Each team recruits 12 of Grace’s small groups to adopt the workers in their focus country. Each small group is assigned to write to the field workers once each year, so they get a personal letter from a group in their church each month. (If there are less than 12 groups for that country, they get a letter less frequently.) The small groups also purchase supplies requested by the workers and send them with the short-term teams when they go.

Prayer for their focus ministry and workers is a key responsibility of the small groups every time they meet. Each month the field workers are responsible to email Grace a specific prayer request as well as answers to previous requests. Tae compiles these and circulates them to each group. Including answers to prayer is key to keeping groups engaged in intercession. Tae regularly hears comments from small-group members who are excited because they can see God answering their prayers.

When the workers come on home assignment, the focus team helps to find housing, a vehicle, or other needed assistance like occasional babysitting or a nice dinner out. They plan an evening reception for the whole church to come and be updated. And they mobilize the small groups to schedule meetings with the workers while they are home to reinforce relationships.

Missionary care is a responsibility that Tae carries himself. He visits each of the focus fields at least biannually to meet individually with the workers there, assessing their ministry and personal all-round health, and providing pastoral care.

The local engagement piece:

This effort varies from country to country. For example, in the Turkey focus, the local element is helping a Muslim refugee family in their community. They also organize training related to Muslim friendship and evangelism.

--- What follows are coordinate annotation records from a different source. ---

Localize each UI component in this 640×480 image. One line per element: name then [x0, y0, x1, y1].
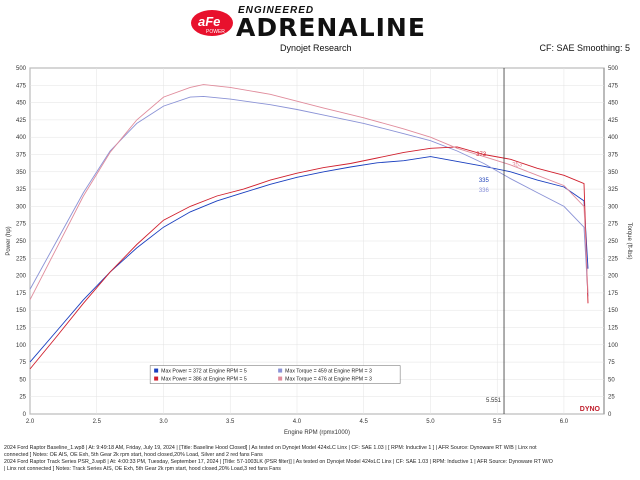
- y-tick-label-right: 325: [608, 187, 619, 193]
- x-tick-label: 3.0: [159, 419, 168, 425]
- x-tick-label: 5.5: [493, 419, 502, 425]
- y-tick-label-left: 450: [16, 101, 27, 107]
- run-info-line: 2024 Ford Raptor Track Series PSR_3.wp8 …: [4, 459, 553, 465]
- y-tick-label-right: 50: [608, 377, 615, 383]
- chart-header: aFe POWER ENGINEERED ADRENALINE: [0, 0, 640, 42]
- afe-logo-icon: aFe POWER: [191, 10, 233, 36]
- x-tick-label: 2.0: [26, 419, 35, 425]
- brand-logo: aFe POWER ENGINEERED ADRENALINE: [190, 4, 460, 42]
- legend-entry: Max Torque = 476 at Engine RPM = 3: [285, 377, 372, 383]
- x-tick-label: 2.5: [93, 419, 102, 425]
- y-axis-title-right: Torque (ft-lbs): [626, 222, 632, 259]
- y-tick-label-right: 475: [608, 83, 619, 89]
- legend-swatch: [154, 368, 159, 373]
- y-tick-label-right: 75: [608, 360, 615, 366]
- run-info-line: 2024 Ford Raptor Baseline_1.wp8 | At: 9:…: [4, 445, 537, 451]
- y-tick-label-right: 300: [608, 204, 619, 210]
- y-tick-label-right: 150: [608, 308, 619, 314]
- y-tick-label-left: 0: [23, 412, 27, 418]
- run-info-line: connected ] Notes: OE AIS, OE Exh, 5th G…: [4, 452, 263, 458]
- y-tick-label-right: 250: [608, 239, 619, 245]
- x-tick-label: 4.0: [293, 419, 302, 425]
- y-tick-label-right: 225: [608, 256, 619, 262]
- y-tick-label-right: 25: [608, 395, 615, 401]
- y-tick-label-left: 175: [16, 291, 27, 297]
- series-line: [29, 84, 589, 301]
- legend-swatch: [278, 376, 283, 381]
- y-tick-label-right: 450: [608, 101, 619, 107]
- y-tick-label-right: 500: [608, 66, 619, 72]
- y-tick-label-left: 350: [16, 170, 27, 176]
- legend-swatch: [278, 368, 283, 373]
- logo-text: aFe: [198, 14, 220, 29]
- y-tick-label-right: 375: [608, 153, 619, 159]
- correction-factor: CF: SAE Smoothing: 5: [539, 43, 630, 53]
- y-tick-label-left: 500: [16, 66, 27, 72]
- y-tick-label-left: 225: [16, 256, 27, 262]
- brand-tagline: ENGINEERED: [238, 5, 315, 16]
- x-tick-label: 5.0: [426, 419, 435, 425]
- logo-subtext: POWER: [206, 29, 225, 35]
- dynojet-mark: DYNO: [580, 406, 601, 413]
- x-tick-label: 6.0: [560, 419, 569, 425]
- dyno-title: Dynojet Research: [280, 43, 352, 53]
- y-tick-label-left: 25: [19, 395, 26, 401]
- rpm-cursor-label: 5.551: [486, 398, 502, 404]
- y-tick-label-left: 300: [16, 204, 27, 210]
- series-line: [29, 156, 589, 363]
- x-tick-label: 3.5: [226, 419, 235, 425]
- legend-box: [149, 365, 401, 384]
- y-tick-label-right: 400: [608, 135, 619, 141]
- run-info-baseline: 2024 Ford Raptor Baseline_1.wp8 | At: 9:…: [4, 445, 636, 473]
- y-tick-label-right: 275: [608, 222, 619, 228]
- y-tick-label-right: 125: [608, 326, 619, 332]
- legend-entry: Max Power = 372 at Engine RPM = 5: [161, 369, 247, 375]
- y-tick-label-left: 275: [16, 222, 27, 228]
- series-line: [29, 95, 589, 297]
- value-annotation: 373: [476, 152, 487, 158]
- y-tick-label-left: 125: [16, 326, 27, 332]
- legend-entry: Max Torque = 459 at Engine RPM = 3: [285, 369, 372, 375]
- y-tick-label-left: 100: [16, 343, 27, 349]
- y-tick-label-left: 150: [16, 308, 27, 314]
- y-tick-label-left: 375: [16, 153, 27, 159]
- y-tick-label-left: 325: [16, 187, 27, 193]
- y-tick-label-right: 350: [608, 170, 619, 176]
- y-tick-label-right: 425: [608, 118, 619, 124]
- y-tick-label-right: 200: [608, 274, 619, 280]
- x-tick-label: 4.5: [360, 419, 369, 425]
- brand-name: ADRENALINE: [236, 13, 426, 42]
- y-tick-label-left: 425: [16, 118, 27, 124]
- y-tick-label-left: 250: [16, 239, 27, 245]
- y-axis-title-left: Power (hp): [6, 226, 12, 255]
- y-tick-label-left: 75: [19, 360, 26, 366]
- legend-swatch: [154, 376, 159, 381]
- value-annotation: 336: [479, 188, 490, 194]
- value-annotation: 353: [512, 162, 523, 168]
- y-tick-label-left: 400: [16, 135, 27, 141]
- dyno-chart: 0 0 25 25 50 50 75 75 100 100 125 125 150 150 175 175 20…: [6, 66, 632, 436]
- y-tick-label-right: 100: [608, 343, 619, 349]
- run-info-line: | Linx not connected ] Notes: Track Seri…: [4, 466, 281, 472]
- x-axis-title: Engine RPM (rpmx1000): [284, 430, 350, 436]
- y-tick-label-right: 175: [608, 291, 619, 297]
- series-line: [29, 146, 589, 370]
- y-tick-label-left: 200: [16, 274, 27, 280]
- y-tick-label-left: 50: [19, 377, 26, 383]
- y-tick-label-right: 0: [608, 412, 612, 418]
- y-tick-label-left: 475: [16, 83, 27, 89]
- value-annotation: 335: [479, 178, 490, 184]
- legend-entry: Max Power = 386 at Engine RPM = 5: [161, 377, 247, 383]
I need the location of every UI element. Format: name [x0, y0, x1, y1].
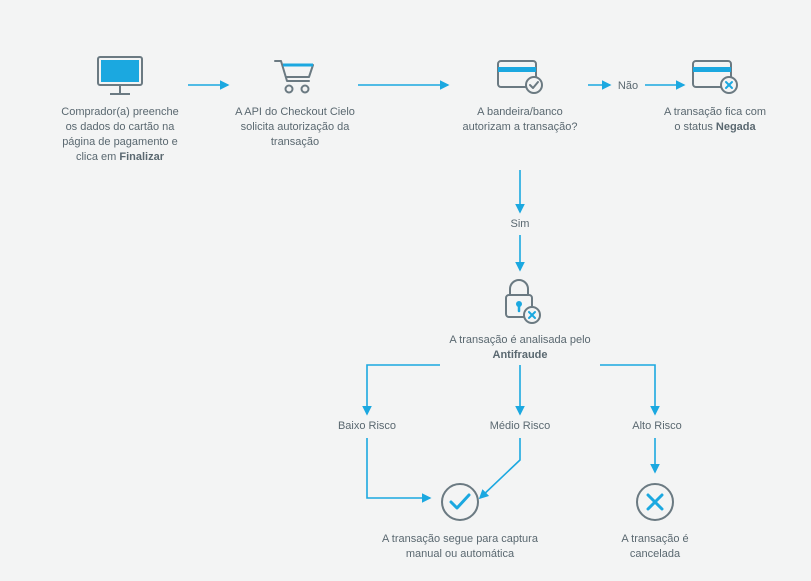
arrow-af-to-high [600, 365, 655, 414]
arrow-low-to-capture [367, 438, 430, 498]
arrows-layer [0, 0, 811, 581]
arrow-af-to-low [367, 365, 440, 414]
arrow-med-to-capture [480, 438, 520, 498]
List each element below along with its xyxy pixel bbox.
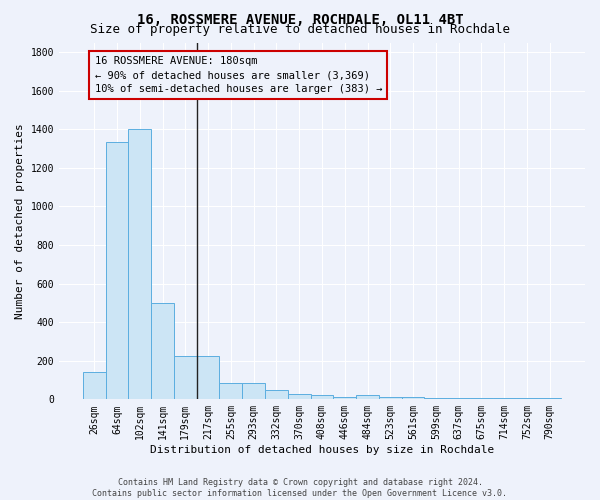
- Bar: [538, 398, 561, 400]
- Y-axis label: Number of detached properties: Number of detached properties: [15, 123, 25, 319]
- Bar: [493, 398, 515, 400]
- Bar: [447, 398, 470, 400]
- Bar: [311, 396, 334, 400]
- Text: 16 ROSSMERE AVENUE: 180sqm
← 90% of detached houses are smaller (3,369)
10% of s: 16 ROSSMERE AVENUE: 180sqm ← 90% of deta…: [95, 56, 382, 94]
- Bar: [288, 394, 311, 400]
- Bar: [106, 142, 128, 400]
- Bar: [197, 356, 220, 400]
- Bar: [151, 303, 174, 400]
- Bar: [220, 383, 242, 400]
- Bar: [515, 398, 538, 400]
- Bar: [379, 398, 401, 400]
- Bar: [470, 398, 493, 400]
- X-axis label: Distribution of detached houses by size in Rochdale: Distribution of detached houses by size …: [150, 445, 494, 455]
- Text: 16, ROSSMERE AVENUE, ROCHDALE, OL11 4BT: 16, ROSSMERE AVENUE, ROCHDALE, OL11 4BT: [137, 12, 463, 26]
- Bar: [174, 356, 197, 400]
- Bar: [242, 383, 265, 400]
- Bar: [334, 398, 356, 400]
- Bar: [424, 398, 447, 400]
- Bar: [83, 372, 106, 400]
- Bar: [401, 398, 424, 400]
- Text: Contains HM Land Registry data © Crown copyright and database right 2024.
Contai: Contains HM Land Registry data © Crown c…: [92, 478, 508, 498]
- Bar: [265, 390, 288, 400]
- Bar: [356, 396, 379, 400]
- Bar: [128, 130, 151, 400]
- Text: Size of property relative to detached houses in Rochdale: Size of property relative to detached ho…: [90, 22, 510, 36]
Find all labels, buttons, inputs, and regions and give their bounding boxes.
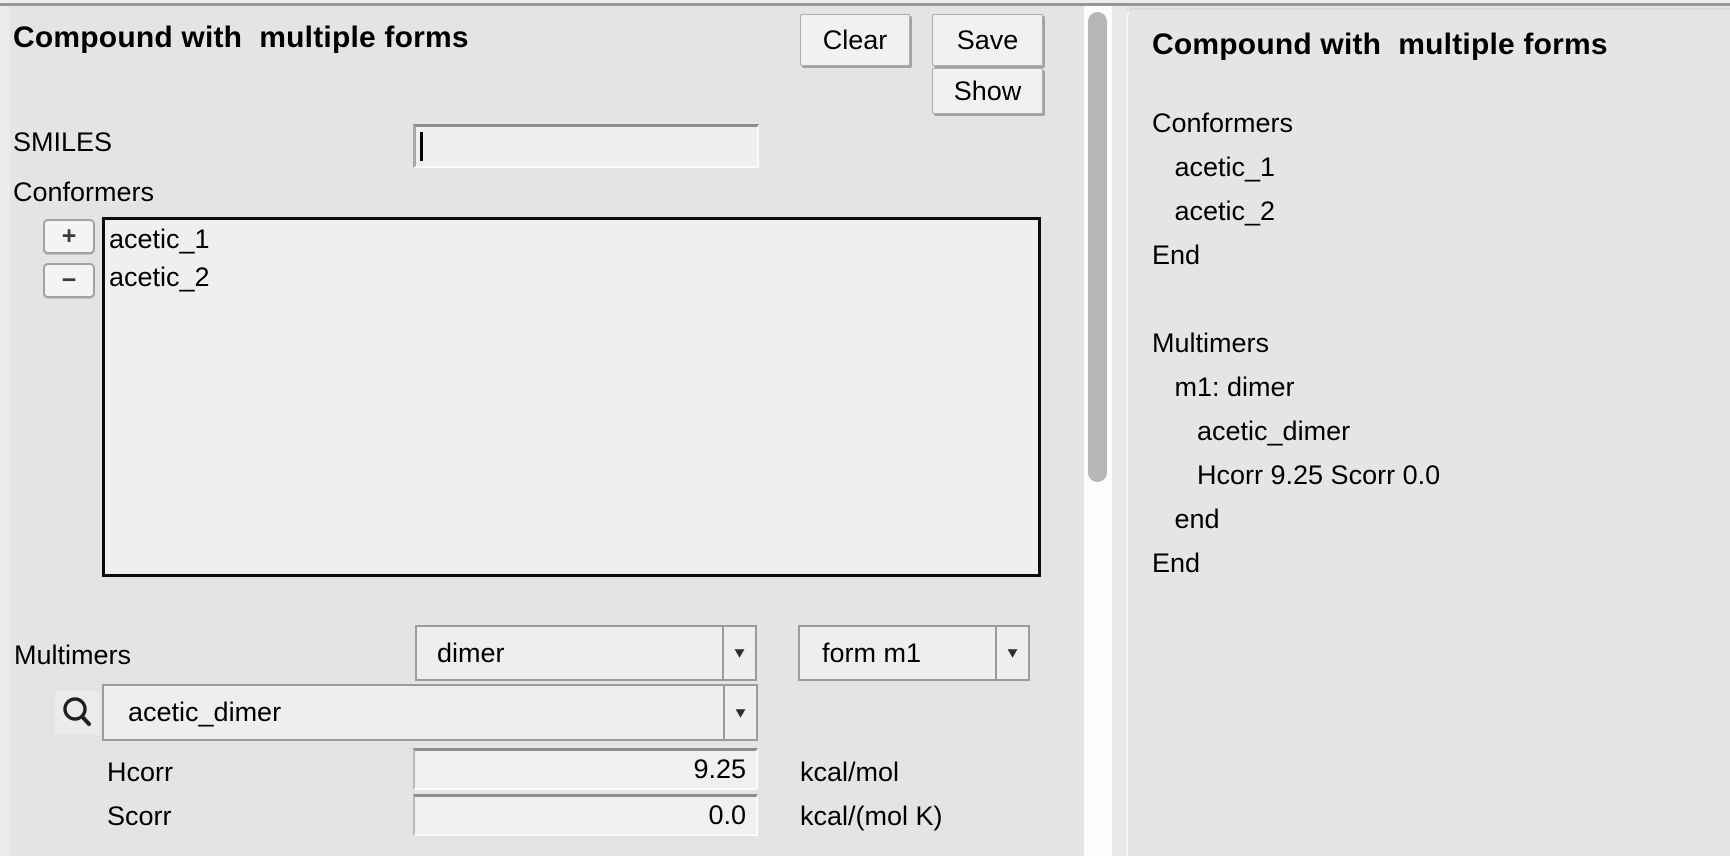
preview-line: Multimers xyxy=(1152,327,1270,358)
conformers-listbox[interactable]: acetic_1 acetic_2 xyxy=(102,217,1041,577)
hcorr-input[interactable] xyxy=(413,748,758,790)
search-icon xyxy=(63,697,91,726)
search-button[interactable] xyxy=(55,691,99,735)
preview-line: End xyxy=(1152,547,1201,578)
panel-divider xyxy=(1112,6,1126,856)
list-item[interactable]: acetic_2 xyxy=(109,261,210,292)
show-button[interactable]: Show xyxy=(932,68,1043,114)
conformers-label: Conformers xyxy=(13,177,155,207)
multimers-label: Multimers xyxy=(14,640,132,670)
chevron-down-icon: ▼ xyxy=(995,627,1028,679)
remove-conformer-button[interactable]: − xyxy=(43,263,95,298)
text-cursor xyxy=(420,132,423,161)
window-top-strip xyxy=(0,0,1730,3)
scorr-label: Scorr xyxy=(107,801,172,831)
page-title: Compound with multiple forms xyxy=(13,21,469,54)
hcorr-label: Hcorr xyxy=(107,757,173,787)
preview-title: Compound with multiple forms xyxy=(1152,28,1608,61)
preview-line: Hcorr 9.25 Scorr 0.0 xyxy=(1152,459,1441,490)
scrollbar-thumb[interactable] xyxy=(1088,12,1107,482)
left-edge-strip xyxy=(0,6,10,856)
preview-text: Conformers acetic_1 acetic_2 End Multimers… xyxy=(1152,101,1720,585)
hcorr-unit: kcal/mol xyxy=(800,757,900,787)
dropdown-value: form m1 xyxy=(822,637,922,668)
dropdown-value: acetic_dimer xyxy=(128,697,282,727)
preview-line: acetic_1 xyxy=(1152,151,1276,182)
clear-button[interactable]: Clear xyxy=(800,14,910,66)
preview-line: acetic_2 xyxy=(1152,195,1276,226)
chevron-down-icon: ▼ xyxy=(723,686,756,739)
scrollbar-track[interactable] xyxy=(1084,6,1112,856)
preview-line: End xyxy=(1152,239,1201,270)
smiles-input[interactable] xyxy=(413,124,759,168)
add-conformer-button[interactable]: + xyxy=(43,219,95,254)
multimer-form-dropdown[interactable]: form m1 ▼ xyxy=(798,625,1030,681)
preview-line: Conformers xyxy=(1152,107,1294,138)
preview-line: end xyxy=(1152,503,1220,534)
save-button[interactable]: Save xyxy=(932,14,1043,66)
preview-line: m1: dimer xyxy=(1152,371,1295,402)
multimer-conformer-dropdown[interactable]: acetic_dimer ▼ xyxy=(102,684,758,741)
preview-panel: Compound with multiple forms Conformers … xyxy=(1126,8,1730,856)
smiles-label: SMILES xyxy=(13,127,113,157)
window-top-border xyxy=(0,3,1730,6)
scorr-unit: kcal/(mol K) xyxy=(800,801,943,831)
scorr-input[interactable] xyxy=(413,794,758,836)
multimer-type-dropdown[interactable]: dimer ▼ xyxy=(415,625,757,681)
dropdown-value: dimer xyxy=(437,637,505,668)
list-item[interactable]: acetic_1 xyxy=(109,223,210,254)
preview-line xyxy=(1152,277,1720,321)
chevron-down-icon: ▼ xyxy=(722,627,755,679)
preview-line: acetic_dimer xyxy=(1152,415,1351,446)
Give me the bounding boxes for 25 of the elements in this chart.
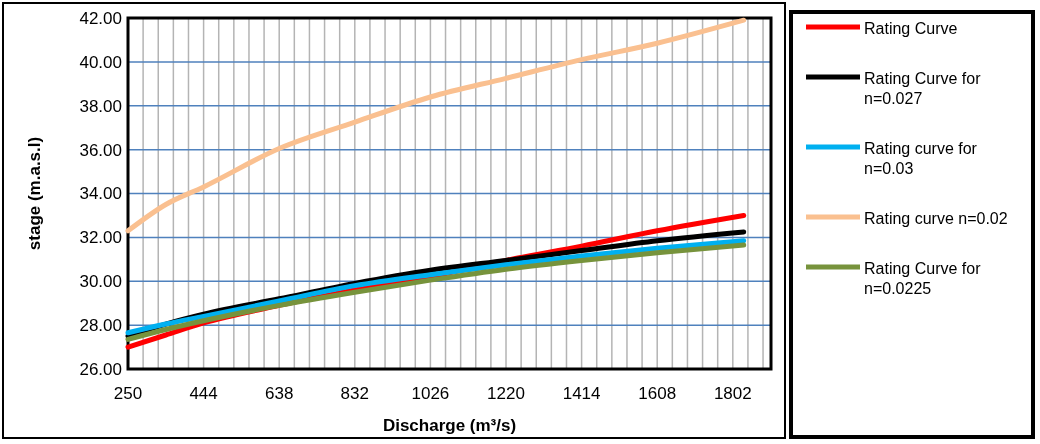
legend-label: Rating curve for n=0.03 [864,139,978,177]
x-tick-label: 444 [189,384,218,403]
y-tick-label: 26.00 [79,359,122,379]
x-axis-title: Discharge (m³/s) [382,416,517,435]
x-tick-label: 1802 [713,384,752,403]
y-tick-label: 36.00 [79,140,122,160]
x-tick-label: 250 [113,384,143,403]
y-axis-title: stage (m.a.s.l) [25,136,44,251]
x-tick-label: 1414 [562,384,601,403]
legend-label: Rating Curve for n=0.0225 [864,259,982,297]
y-tick-label: 32.00 [79,228,122,248]
y-tick-label: 34.00 [79,184,122,204]
x-tick-label: 832 [340,384,369,403]
y-tick-label: 40.00 [79,52,122,72]
x-tick-label: 1608 [638,384,677,403]
legend-label: Rating Curve for n=0.027 [864,69,982,107]
y-tick-label: 30.00 [79,272,122,292]
y-tick-label: 38.00 [79,96,122,116]
x-tick-label: 638 [265,384,294,403]
legend-label: Rating Curve [864,19,958,37]
x-tick-label: 1026 [411,384,450,403]
legend-label: Rating curve n=0.02 [864,209,1008,227]
x-tick-label: 1220 [487,384,525,403]
y-tick-label: 42.00 [79,8,122,28]
y-tick-label: 28.00 [79,316,122,336]
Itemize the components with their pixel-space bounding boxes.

For the China team, the local engagement is partnering with a Chinese church to do outreach to Chinese students and visiting scholars at Johns Hopkins University. Families are encouraged to adopt a student and host them for holidays in their home. They throw parties and host summer picnics to build bridges, and they invite them to church after relationships are developed.

Grace’s Pathway to Missions

Grace is constantly working to identify and send workers to work with UPG ministries in their four focus areas. Whenever Tae meets with someone interested in global service, he helps them see where they are on the church’s missions pathway. (Download PDF of Grace’s Pathways to Missions Chart)
This practical assessment tool helps them to fairly easily determine the best level of service, their readiness, and next steps.

Short Term Trips

Grace also has a very structured pathway for short-term ministry opportunities which are limited to their six focus nations. These are very intentionally set up to provide progressively more challenging ministry experiences as youth mature. (Download PDF of Grace’s Beyond Impact Trip Pathway Chart)

As illustrated on this chart, elementary and junior-high children can participate with their parents in ministry in El Salvador. These introductory trips are reserved for first-timers.

Trips to Uganda are available for high-school and adult participants. College students and adults can join teams going to Turkey, China, Indonesia, or Jordan.

Grace’s message to their people is clear: “Impacting the world is a critical part of our mission as a family of faith. Come find your place to serve others and share the love that we have been given in Christ.”

What is the impact? Recently one of their field workers wrote, “I sometimes think the only reason we can stay here is because of the support and prayer from our friends in Maryland—that’s for sure what has sustained us lately.”

Tae Pae has served as a pastor for over 25 years, 12 as a missions pastor. During two years of living among the unreached Thai people in Chiang Mai, Thailand, he developed a strategic plan to reach young professionals and to mobilize a team from his sending church to carry out the vision. He has served as Beyond director at Grace Community Church in Fulton, MD, for the past three years.